Assignment 5: (20%)¶
Finally, the management is interested in stocking a new product and wants to know if you can use your regression model to predict how many items it would sell. Make your prediction using your regression model, keeping in mind the principle of parsimony, and report how accurate you think this prediction is.

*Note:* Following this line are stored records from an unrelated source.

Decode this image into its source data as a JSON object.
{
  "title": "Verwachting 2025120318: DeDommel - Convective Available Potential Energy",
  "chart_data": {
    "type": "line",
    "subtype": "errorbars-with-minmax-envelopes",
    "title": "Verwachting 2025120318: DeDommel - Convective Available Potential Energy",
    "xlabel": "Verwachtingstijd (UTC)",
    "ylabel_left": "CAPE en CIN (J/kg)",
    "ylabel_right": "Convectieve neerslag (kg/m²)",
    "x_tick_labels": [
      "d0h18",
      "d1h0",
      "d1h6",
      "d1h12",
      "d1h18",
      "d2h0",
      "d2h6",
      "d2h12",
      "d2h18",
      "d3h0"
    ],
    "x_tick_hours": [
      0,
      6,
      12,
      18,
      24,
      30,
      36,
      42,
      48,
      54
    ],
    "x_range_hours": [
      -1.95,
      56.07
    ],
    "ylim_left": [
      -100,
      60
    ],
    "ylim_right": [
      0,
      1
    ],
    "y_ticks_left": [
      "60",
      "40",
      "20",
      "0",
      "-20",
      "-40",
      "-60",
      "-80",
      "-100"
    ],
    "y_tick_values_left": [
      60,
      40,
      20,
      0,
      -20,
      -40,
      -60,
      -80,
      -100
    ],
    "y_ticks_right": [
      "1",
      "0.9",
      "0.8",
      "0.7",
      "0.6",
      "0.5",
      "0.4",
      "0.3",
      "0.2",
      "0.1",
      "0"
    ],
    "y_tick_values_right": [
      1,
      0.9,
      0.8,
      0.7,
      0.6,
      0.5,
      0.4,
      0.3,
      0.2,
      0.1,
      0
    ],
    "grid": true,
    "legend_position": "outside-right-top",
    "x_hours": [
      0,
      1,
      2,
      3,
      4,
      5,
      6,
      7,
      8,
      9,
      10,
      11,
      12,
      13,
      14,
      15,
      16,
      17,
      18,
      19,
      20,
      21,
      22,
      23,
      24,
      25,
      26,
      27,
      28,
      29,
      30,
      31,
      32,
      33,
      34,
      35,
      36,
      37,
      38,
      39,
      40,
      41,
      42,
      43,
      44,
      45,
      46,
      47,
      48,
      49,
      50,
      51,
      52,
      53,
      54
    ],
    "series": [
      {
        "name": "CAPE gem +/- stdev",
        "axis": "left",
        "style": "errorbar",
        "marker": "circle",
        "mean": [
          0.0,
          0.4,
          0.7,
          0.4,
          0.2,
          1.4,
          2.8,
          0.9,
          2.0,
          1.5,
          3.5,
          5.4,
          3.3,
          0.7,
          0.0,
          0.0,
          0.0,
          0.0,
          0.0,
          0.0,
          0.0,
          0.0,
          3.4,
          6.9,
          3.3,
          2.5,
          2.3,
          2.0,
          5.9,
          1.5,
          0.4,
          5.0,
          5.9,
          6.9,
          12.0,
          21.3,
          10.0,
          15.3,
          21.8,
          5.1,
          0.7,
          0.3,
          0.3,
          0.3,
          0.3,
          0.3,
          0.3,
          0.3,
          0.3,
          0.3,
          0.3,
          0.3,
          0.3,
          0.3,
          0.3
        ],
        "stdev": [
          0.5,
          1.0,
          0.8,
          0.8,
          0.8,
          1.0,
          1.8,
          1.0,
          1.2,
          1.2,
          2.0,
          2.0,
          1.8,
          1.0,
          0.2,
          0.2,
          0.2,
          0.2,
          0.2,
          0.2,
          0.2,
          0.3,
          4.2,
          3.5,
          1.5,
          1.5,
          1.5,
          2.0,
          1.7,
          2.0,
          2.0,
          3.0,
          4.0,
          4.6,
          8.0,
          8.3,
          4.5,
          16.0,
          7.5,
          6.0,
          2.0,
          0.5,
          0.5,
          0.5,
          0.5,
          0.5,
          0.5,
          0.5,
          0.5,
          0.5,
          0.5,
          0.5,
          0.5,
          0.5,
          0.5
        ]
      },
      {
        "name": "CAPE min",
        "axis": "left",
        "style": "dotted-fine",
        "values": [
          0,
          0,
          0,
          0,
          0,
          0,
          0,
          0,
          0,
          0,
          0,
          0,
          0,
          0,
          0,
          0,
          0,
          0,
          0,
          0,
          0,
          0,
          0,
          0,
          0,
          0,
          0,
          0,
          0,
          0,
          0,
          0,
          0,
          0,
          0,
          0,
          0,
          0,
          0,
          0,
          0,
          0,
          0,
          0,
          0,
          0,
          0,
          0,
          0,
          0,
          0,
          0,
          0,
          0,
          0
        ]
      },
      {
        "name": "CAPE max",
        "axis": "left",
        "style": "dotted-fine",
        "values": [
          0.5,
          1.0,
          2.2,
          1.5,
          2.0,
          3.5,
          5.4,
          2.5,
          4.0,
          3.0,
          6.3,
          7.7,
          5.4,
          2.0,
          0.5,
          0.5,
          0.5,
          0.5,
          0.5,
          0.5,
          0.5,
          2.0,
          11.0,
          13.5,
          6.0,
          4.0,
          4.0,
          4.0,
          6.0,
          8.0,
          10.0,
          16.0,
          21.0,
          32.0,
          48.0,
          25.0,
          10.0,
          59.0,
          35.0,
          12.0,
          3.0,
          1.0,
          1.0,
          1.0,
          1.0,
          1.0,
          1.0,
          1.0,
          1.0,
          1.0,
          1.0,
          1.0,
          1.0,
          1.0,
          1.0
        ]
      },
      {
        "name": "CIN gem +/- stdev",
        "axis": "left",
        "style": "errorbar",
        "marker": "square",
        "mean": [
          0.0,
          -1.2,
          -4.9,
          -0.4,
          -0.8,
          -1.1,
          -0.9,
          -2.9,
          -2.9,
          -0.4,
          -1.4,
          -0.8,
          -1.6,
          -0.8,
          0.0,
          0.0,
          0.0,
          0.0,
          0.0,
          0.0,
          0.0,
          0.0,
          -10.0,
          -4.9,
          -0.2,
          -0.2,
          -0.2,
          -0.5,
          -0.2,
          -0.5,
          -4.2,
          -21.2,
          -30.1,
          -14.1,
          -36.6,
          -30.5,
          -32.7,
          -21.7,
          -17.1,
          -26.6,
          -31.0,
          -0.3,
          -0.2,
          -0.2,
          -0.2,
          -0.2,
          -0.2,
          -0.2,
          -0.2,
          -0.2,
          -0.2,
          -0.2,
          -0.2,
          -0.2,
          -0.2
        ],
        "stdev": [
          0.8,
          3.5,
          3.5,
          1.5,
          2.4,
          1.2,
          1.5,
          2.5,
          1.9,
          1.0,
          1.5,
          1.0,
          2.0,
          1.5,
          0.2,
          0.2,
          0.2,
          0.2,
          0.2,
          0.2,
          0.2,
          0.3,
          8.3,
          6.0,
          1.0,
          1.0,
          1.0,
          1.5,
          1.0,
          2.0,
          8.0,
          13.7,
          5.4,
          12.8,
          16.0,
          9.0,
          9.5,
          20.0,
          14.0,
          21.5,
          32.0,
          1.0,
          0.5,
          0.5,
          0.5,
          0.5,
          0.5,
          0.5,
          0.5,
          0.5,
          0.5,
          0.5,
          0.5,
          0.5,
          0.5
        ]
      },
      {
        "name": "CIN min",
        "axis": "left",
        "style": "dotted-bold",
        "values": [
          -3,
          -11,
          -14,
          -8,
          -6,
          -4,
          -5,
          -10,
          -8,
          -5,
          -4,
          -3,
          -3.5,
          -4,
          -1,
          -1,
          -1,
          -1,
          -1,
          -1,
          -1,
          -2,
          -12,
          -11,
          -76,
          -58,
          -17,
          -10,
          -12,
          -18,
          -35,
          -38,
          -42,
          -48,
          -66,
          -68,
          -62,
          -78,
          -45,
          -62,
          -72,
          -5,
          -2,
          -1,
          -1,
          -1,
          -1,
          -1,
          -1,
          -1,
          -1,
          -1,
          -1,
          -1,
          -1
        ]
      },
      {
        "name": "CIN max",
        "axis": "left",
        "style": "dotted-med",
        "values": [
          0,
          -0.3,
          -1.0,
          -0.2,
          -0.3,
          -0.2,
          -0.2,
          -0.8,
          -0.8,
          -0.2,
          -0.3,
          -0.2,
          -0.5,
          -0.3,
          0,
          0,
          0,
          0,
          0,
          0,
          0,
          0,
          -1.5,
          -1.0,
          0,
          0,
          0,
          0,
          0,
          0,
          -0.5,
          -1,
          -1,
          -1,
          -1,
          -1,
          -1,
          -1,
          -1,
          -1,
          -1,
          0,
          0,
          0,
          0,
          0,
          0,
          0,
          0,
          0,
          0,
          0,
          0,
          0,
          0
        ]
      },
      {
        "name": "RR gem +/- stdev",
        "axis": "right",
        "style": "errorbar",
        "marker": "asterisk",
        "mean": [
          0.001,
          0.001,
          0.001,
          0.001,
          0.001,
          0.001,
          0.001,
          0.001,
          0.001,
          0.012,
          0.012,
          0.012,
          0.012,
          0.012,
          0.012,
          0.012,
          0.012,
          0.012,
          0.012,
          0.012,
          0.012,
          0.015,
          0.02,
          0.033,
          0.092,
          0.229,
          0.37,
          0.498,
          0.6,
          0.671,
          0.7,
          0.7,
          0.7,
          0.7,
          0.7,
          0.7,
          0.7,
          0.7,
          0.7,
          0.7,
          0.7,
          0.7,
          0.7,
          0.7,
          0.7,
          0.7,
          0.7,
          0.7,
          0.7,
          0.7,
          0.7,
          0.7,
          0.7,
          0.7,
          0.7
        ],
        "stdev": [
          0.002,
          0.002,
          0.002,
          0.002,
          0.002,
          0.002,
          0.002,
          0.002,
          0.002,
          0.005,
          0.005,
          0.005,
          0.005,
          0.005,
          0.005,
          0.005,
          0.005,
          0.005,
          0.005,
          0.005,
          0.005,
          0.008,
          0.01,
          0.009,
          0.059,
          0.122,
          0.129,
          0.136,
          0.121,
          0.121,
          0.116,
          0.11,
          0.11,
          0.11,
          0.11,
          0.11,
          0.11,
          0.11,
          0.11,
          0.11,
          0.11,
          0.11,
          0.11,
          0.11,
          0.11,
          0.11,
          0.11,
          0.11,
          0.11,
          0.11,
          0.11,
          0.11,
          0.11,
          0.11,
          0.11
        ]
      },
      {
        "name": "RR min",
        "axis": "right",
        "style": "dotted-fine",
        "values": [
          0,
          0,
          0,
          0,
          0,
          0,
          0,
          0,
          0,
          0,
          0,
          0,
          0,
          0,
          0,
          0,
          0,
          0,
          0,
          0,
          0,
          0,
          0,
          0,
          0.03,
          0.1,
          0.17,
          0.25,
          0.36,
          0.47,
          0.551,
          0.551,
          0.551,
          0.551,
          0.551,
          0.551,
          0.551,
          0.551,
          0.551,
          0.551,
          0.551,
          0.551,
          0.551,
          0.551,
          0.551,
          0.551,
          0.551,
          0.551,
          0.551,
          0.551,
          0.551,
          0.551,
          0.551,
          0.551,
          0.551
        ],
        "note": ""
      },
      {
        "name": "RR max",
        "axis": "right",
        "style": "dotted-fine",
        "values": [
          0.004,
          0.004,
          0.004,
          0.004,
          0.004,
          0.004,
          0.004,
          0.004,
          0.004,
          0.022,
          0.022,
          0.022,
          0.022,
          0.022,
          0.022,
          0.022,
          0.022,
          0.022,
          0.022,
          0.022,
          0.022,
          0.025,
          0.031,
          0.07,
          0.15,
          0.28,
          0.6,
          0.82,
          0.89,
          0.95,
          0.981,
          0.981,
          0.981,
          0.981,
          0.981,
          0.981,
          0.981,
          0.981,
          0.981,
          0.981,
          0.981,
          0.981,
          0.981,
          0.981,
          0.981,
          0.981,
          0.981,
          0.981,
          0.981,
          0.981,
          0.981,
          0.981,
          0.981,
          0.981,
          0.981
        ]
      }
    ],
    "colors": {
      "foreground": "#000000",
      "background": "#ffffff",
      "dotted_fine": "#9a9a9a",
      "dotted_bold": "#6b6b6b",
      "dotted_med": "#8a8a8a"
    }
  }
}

In the table below you can find the characteristics that the product has (or at least that it will likely have based on what they plan for the product and independent research they did):
Variable | Value |
---|---|
Product Category | Toy |
Quality | Premium |
Satisfaction | 4.6 stars |
Discount | 20 weeks |
Retail price | 10 euros |
Percent physical | 55% |
Market size | 1000 |
new_product_df
satisfaction | discount | retail_price | perc_physical | market_size | quality_premium | quality_nan | product_category_health | product_category_other | product_category_toys | product_category_nan | satisfaction_squared | |
---|---|---|---|---|---|---|---|---|---|---|---|---|
0 | 4.6 | 20 | 10 | 55 | 1000 | 1 | 0 | 0 | 0 | 1 | 0 | 21.16 |
new_product = {
'satisfaction': 4.6,
'discount': 20,
'retail_price': 10,
'perc_physical': 55,
'market_size': 1000,
'quality_premium': 1,
'quality_nan': 0,
'product_category_health': 0,
'product_category_other': 0,
'product_category_toys': 1,
'product_category_nan': 0,
'satisfaction_squared': 4.6 ** 2
}
new_product_df = pd.DataFrame(new_product, index=[0])
y_pred_new = model.predict(new_product_df)
y_pred_new
0 148779.583234 dtype: float64
y.mean()
147318.75155555556
The product is calculated to sell 147318 items, which is close to the average amount of products sold
The prediction is about 85% accurate.